Doctors, health care pros gather for White Mass
Stand for truth, Denver archbishop says
By Joyce Coronel | Nov. 4, 2009 | The Catholic Sun
More than 150 doctors and health care professionals packed the chapel at the Diocesan Pastoral Center Oct. 16 to celebrate the annual White Mass and ask the intercession of St. Luke, patron saint of physicians.
Bishop Thomas J. Olmsted concelebrated the Mass with 14 priests from the Diocese of Phoenix and Denver Archbishop Charles J. Chaput, who delivered the homily.
“Hopefully you can see your lives as physicians as preaching the Good News of Jesus Christ,” Archbishop Chaput told the crowd, urging them to be evangelists as they encounter their patients.
Reflecting on a reading from St. Paul, who had complained that many of his followers had become “enamored of the world” and abandoned him, Archbishop Chaput drew a comparison to the challenges doctors face today.
“That’s the problem of the Church today: we try so hard to fit in… what we fit into isn’t the Gospel, isn’t the new life given to us by Jesus Christ,” he said. “Sometimes being faithful to the Lord is a lonely thing. When you stand for the truth, sometimes it means standing alone.”
Following Communion, the doctors in the crowd rose to recite a prayer composed for Catholic physicians. They prayed that God would provide them with the gift of knowing how to imitate Him every day “as medical doctors not only of the body, but of the whole person.”
Deacon Al Scheller, attired in royal blue scrubs, is one of three physicians who are also deacons in the Phoenix Diocese. He said he’s been attending the White Mass for eight years and had never seen such a large turnout, which he attributed to current political developments.
“Our problems in D.C. are bringing them out,” Scheller said.
Following the Mass, the crowd headed to the Phoenix Country Club to enjoy dinner and a keynote address by Archbishop Chaput.

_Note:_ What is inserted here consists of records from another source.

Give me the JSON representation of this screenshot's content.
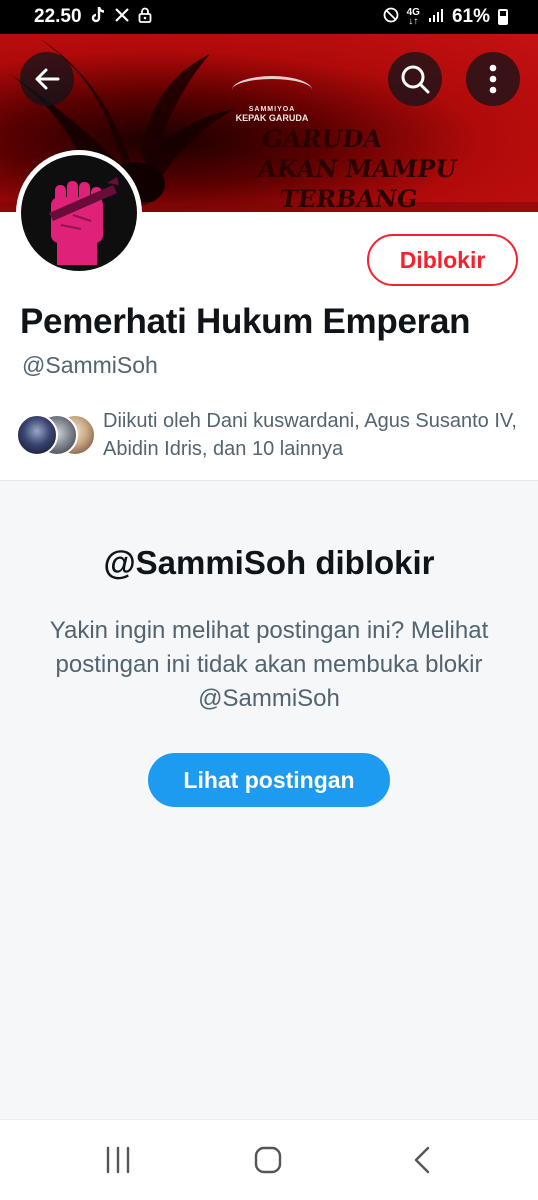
{
  "status_bar": {
    "time": "22.50",
    "network_top": "4G",
    "network_bottom": "↓↑",
    "battery": "61%"
  },
  "banner": {
    "logo_text": "KEPAK GARUDA",
    "logo_arc": "SAMMIYOA",
    "line1": "GARUDA",
    "line2": "AKAN MAMPU",
    "line3": "TERBANG TINGGI!"
  },
  "profile": {
    "display_name": "Pemerhati Hukum Emperan",
    "handle": "@SammiSoh",
    "blocked_label": "Diblokir",
    "followed_by": "Diikuti oleh Dani kuswardani, Agus Susanto IV, Abidin Idris, dan 10 lainnya"
  },
  "blocked_panel": {
    "title": "@SammiSoh diblokir",
    "description": "Yakin ingin melihat postingan ini? Melihat postingan ini tidak akan membuka blokir @SammiSoh",
    "button_label": "Lihat postingan"
  },
  "colors": {
    "accent": "#1d9bf0",
    "blocked_red": "#f4212e",
    "banner_red": "#c41212",
    "avatar_pink": "#e0217a"
  },
  "icons": [
    "tiktok-icon",
    "x-icon",
    "lock-icon",
    "dnd-icon",
    "signal-icon",
    "battery-icon",
    "back-arrow-icon",
    "search-icon",
    "more-icon",
    "recent-apps-icon",
    "home-icon",
    "nav-back-icon"
  ]
}
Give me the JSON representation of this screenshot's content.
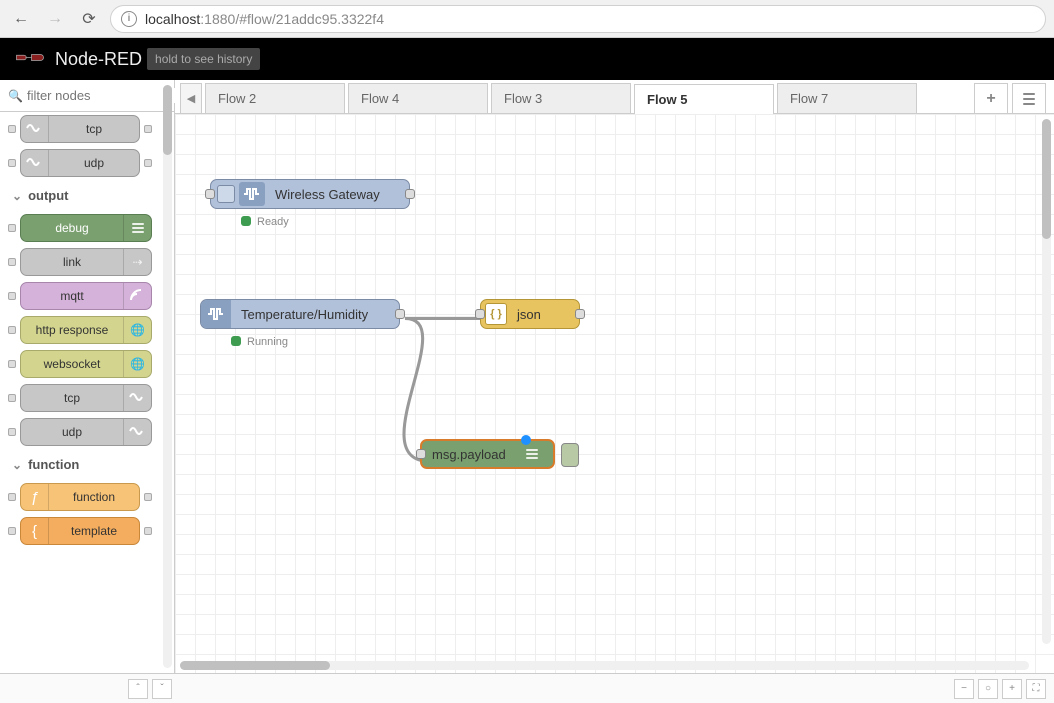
{
  "browser": {
    "url_info": "ⓘ",
    "url_host": "localhost",
    "url_port": ":1880",
    "url_path": "/#flow/21addc95.3322f4"
  },
  "header": {
    "title": "Node-RED",
    "hint": "hold to see history"
  },
  "palette": {
    "filter_placeholder": "filter nodes",
    "input_nodes": {
      "tcp": "tcp",
      "udp": "udp"
    },
    "cat_output": "output",
    "output_nodes": {
      "debug": "debug",
      "link": "link",
      "mqtt": "mqtt",
      "http_response": "http response",
      "websocket": "websocket",
      "tcp": "tcp",
      "udp": "udp"
    },
    "cat_function": "function",
    "function_nodes": {
      "function": "function",
      "template": "template"
    }
  },
  "tabs": {
    "t1": "Flow 2",
    "t2": "Flow 4",
    "t3": "Flow 3",
    "t4": "Flow 5",
    "t5": "Flow 7"
  },
  "flow": {
    "gateway": {
      "label": "Wireless Gateway",
      "status": "Ready"
    },
    "temp": {
      "label": "Temperature/Humidity",
      "status": "Running"
    },
    "json": {
      "label": "json"
    },
    "debug": {
      "label": "msg.payload"
    }
  },
  "colors": {
    "blue": "#b2c1da",
    "green": "#7aa06f",
    "yellow": "#e8c460",
    "gray": "#c7c7c7",
    "purple": "#d5b2d9",
    "olive": "#d3d58f",
    "orange": "#f7c377",
    "lorange": "#f4ad5e"
  }
}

Speaking to them about the high rate of abortion for women who are carrying Down Syndrome babies, he told the group that while some see in these children imperfection and inconvenience, “others see in them an invitation to be healed of their own sins and failures by learning how to love.”

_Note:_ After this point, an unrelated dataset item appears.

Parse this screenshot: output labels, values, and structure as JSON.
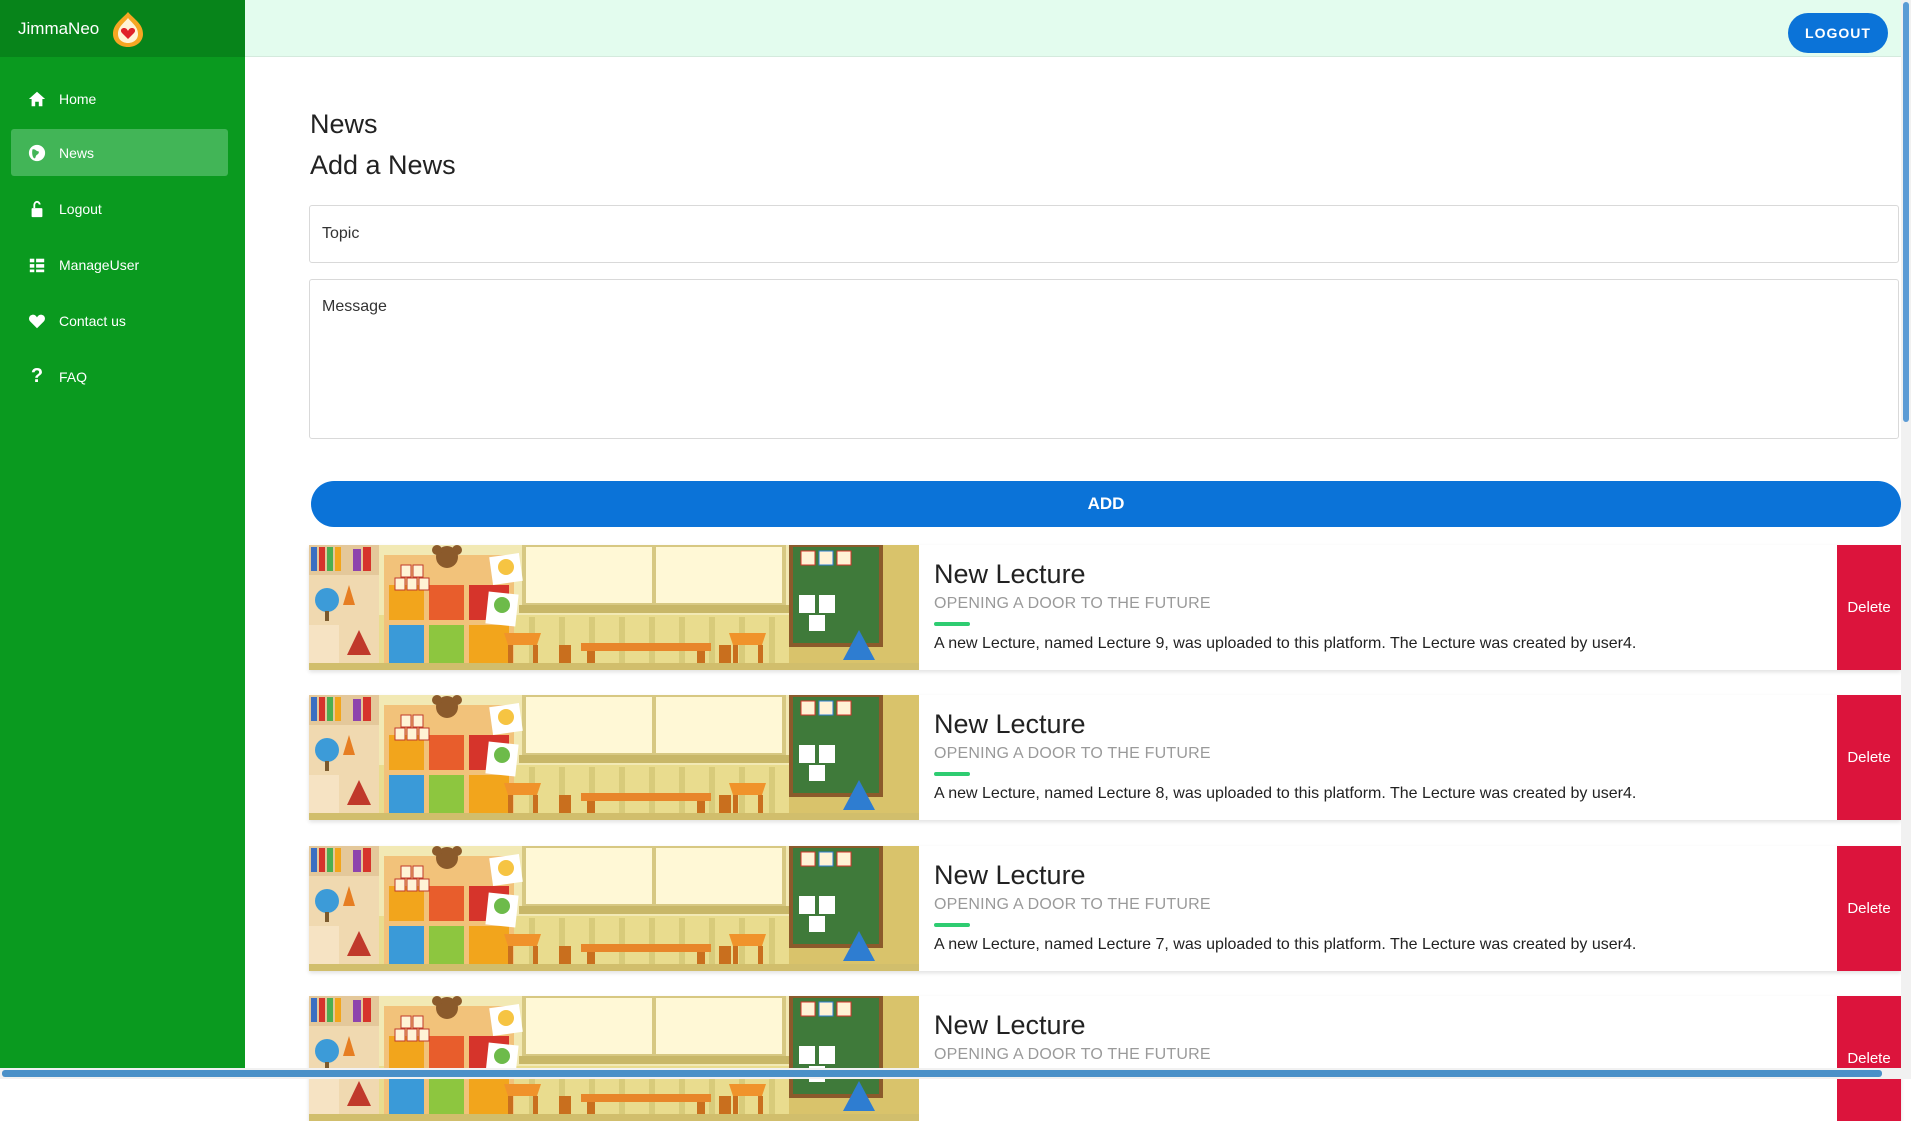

The Phoenix Catholic Physicians Guild presented Archbishop Chaput with the Evangelium Vitae award for his work on behalf of human life. Bishop Olmsted received the same award in 2005.
An inscription on the award, a framed icon of the Holy Family, reads, “For living and preaching that the Gospel of God’s love for man, the Gospel of the dignity of the person and the Gospel of life are a single and indivisible Gospel.”